A l’image des partisans de l’ex président Gbagbo à l’intérieur de la Cote d’Ivoire, ceux de la diaspora, singulièrement les refugiés qui ont trouvé asile au Ghana réclament à cor et a cri la relaxation pure et simple de leur champion qui a été transféré à la Haye depuis le 29 novembre dernier.

Pour ces derniers, ce transfert n’a obéit à aucune règle, d’où leur exigence à un retour à la case départ. Ces refugiés estiment que la Côte d’Ivoire doit gérer ses propres affaires pour assurer un développement durable et harmonieux entre ses fils.

En vue de trouver une issue à la crise postélectorale dans le pays et surtout le sort de Gbagbo, Komenan se demande «pourquoi ne pas créer une commission nationale pour résoudre de manière pacifique la crise qu’au lieu de choisir le chemin de la CPI. Gbagbo doit être libéré car je ne pense pas que les accusations portées contre lui tiennent réellement. Je ne vois aucune preuve en cette démarche».

A la CPI, Gbagbo est soupçonné de crimes contre l’humanité, de viols et d’assassinats après les élections présidentielles contestées de 2010 lesquelles ont débouché sur un conflit interne armé.

Mais ironie du sort, à l’encontre de ces personnes qui revendiquent la relaxe de Gbagbo, le pouvoir du Président Ouattara vient de lancer un mandat d’arrêt contre 200 d’entre elles, des refugiés ex-combattants en territoire ghanéen.

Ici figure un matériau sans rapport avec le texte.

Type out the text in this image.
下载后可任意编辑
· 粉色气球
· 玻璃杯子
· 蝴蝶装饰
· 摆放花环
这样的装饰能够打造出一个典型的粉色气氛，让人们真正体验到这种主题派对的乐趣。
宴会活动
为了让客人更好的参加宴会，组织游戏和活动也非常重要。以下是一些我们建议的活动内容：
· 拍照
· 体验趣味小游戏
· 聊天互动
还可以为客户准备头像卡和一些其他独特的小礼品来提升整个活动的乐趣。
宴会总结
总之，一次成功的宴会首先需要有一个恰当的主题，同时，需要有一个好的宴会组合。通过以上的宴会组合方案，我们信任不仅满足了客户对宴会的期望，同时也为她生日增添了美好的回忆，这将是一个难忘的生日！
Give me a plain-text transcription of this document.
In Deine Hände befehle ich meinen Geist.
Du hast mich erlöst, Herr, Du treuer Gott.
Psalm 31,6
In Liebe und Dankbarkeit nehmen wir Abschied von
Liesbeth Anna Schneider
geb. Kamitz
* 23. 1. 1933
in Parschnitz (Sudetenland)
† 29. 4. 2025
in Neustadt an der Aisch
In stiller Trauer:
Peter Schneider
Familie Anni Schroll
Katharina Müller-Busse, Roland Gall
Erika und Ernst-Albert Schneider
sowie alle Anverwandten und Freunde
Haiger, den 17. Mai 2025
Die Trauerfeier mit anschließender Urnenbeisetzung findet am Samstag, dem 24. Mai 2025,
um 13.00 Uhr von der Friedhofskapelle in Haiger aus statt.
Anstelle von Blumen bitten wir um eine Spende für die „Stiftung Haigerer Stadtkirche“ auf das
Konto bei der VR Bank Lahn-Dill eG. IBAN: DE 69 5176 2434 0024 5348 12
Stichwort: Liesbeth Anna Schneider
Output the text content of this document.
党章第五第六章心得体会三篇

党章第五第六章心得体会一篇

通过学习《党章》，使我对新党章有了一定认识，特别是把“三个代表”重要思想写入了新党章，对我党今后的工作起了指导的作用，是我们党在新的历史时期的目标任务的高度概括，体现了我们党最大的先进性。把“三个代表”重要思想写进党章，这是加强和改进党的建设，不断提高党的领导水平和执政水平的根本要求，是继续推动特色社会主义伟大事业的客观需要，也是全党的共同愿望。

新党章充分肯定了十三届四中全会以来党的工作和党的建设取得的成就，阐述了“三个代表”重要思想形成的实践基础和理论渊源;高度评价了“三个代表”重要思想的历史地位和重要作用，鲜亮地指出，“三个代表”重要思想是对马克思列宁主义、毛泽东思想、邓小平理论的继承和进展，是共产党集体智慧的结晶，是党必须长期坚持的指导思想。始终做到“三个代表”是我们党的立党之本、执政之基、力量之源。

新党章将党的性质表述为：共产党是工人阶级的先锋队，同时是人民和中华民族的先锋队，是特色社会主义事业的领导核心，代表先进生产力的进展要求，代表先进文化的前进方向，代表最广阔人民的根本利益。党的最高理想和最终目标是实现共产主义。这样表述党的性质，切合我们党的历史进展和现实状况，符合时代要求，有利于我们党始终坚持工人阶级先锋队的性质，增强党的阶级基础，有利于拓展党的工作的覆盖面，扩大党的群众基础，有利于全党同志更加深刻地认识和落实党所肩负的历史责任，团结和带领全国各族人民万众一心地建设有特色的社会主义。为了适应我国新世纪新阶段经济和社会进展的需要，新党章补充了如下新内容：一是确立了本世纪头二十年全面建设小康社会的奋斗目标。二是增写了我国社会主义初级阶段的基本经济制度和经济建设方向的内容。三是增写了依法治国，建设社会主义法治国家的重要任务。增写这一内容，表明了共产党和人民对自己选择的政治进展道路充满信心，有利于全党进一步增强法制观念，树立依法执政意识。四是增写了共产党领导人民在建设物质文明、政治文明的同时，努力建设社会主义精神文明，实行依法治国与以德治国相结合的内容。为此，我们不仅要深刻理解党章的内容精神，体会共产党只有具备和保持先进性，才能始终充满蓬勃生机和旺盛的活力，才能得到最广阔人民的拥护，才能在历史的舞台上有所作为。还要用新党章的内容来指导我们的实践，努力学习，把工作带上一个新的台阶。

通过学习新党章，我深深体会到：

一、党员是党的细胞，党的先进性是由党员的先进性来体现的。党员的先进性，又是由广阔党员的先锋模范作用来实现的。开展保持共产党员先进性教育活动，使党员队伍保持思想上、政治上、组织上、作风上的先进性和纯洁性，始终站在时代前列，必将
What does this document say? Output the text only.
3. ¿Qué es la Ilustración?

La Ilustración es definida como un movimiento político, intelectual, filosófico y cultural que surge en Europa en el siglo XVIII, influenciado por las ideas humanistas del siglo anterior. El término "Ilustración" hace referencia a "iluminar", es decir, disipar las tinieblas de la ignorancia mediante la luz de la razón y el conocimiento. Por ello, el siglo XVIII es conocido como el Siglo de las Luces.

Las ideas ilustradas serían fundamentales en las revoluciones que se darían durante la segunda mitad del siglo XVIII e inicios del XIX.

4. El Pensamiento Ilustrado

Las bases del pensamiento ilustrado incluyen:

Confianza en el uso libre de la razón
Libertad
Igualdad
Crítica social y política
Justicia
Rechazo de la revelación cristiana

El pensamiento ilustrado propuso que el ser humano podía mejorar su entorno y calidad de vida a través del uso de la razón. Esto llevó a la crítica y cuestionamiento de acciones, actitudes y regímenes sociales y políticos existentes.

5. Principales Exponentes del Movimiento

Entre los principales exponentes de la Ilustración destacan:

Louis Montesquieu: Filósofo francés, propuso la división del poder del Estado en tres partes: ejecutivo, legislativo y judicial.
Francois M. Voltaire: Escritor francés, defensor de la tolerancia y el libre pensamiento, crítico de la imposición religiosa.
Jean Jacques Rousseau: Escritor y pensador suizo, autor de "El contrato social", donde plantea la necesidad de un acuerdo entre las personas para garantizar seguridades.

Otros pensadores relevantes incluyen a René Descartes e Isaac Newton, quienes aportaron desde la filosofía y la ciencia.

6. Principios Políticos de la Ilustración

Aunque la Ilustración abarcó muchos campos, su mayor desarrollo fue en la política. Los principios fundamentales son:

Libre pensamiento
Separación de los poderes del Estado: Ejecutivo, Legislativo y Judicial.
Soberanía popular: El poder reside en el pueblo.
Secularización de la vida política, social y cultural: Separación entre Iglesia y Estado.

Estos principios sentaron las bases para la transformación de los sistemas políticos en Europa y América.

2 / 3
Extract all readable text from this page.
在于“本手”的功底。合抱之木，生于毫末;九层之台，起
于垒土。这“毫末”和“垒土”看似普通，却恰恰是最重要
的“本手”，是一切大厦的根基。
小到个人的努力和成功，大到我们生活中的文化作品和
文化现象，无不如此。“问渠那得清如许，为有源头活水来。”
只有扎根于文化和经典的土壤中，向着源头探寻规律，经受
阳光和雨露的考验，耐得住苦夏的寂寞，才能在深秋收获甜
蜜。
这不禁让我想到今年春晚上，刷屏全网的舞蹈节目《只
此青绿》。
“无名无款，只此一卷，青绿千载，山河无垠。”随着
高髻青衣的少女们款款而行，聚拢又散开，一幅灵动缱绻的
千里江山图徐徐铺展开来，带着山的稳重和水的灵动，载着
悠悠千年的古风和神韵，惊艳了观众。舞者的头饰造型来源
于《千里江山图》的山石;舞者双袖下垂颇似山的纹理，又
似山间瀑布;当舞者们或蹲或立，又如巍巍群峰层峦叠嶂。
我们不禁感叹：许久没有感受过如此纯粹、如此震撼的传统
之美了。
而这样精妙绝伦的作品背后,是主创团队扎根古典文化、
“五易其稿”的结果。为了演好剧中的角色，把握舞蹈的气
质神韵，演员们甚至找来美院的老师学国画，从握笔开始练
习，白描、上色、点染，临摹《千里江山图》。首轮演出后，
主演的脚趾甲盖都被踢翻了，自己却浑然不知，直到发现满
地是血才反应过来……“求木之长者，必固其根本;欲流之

Peu avant le début de la première comparution de Gbagbo le 5 décembre dernier à la Haye, Jerry Rawlins, l’ex Président Ghanéen a fustigé le transfert de Gbagbo vers la CPI en qualifiant l’acte d’enlèvement. De ce précédent, Rawlings a lancé un appel tous les Africains à trouver des moyens internes pour rendre justice à leurs propres citoyens de sorte à mettre un terme à l’influence de la CPI sur le continent.

C.A.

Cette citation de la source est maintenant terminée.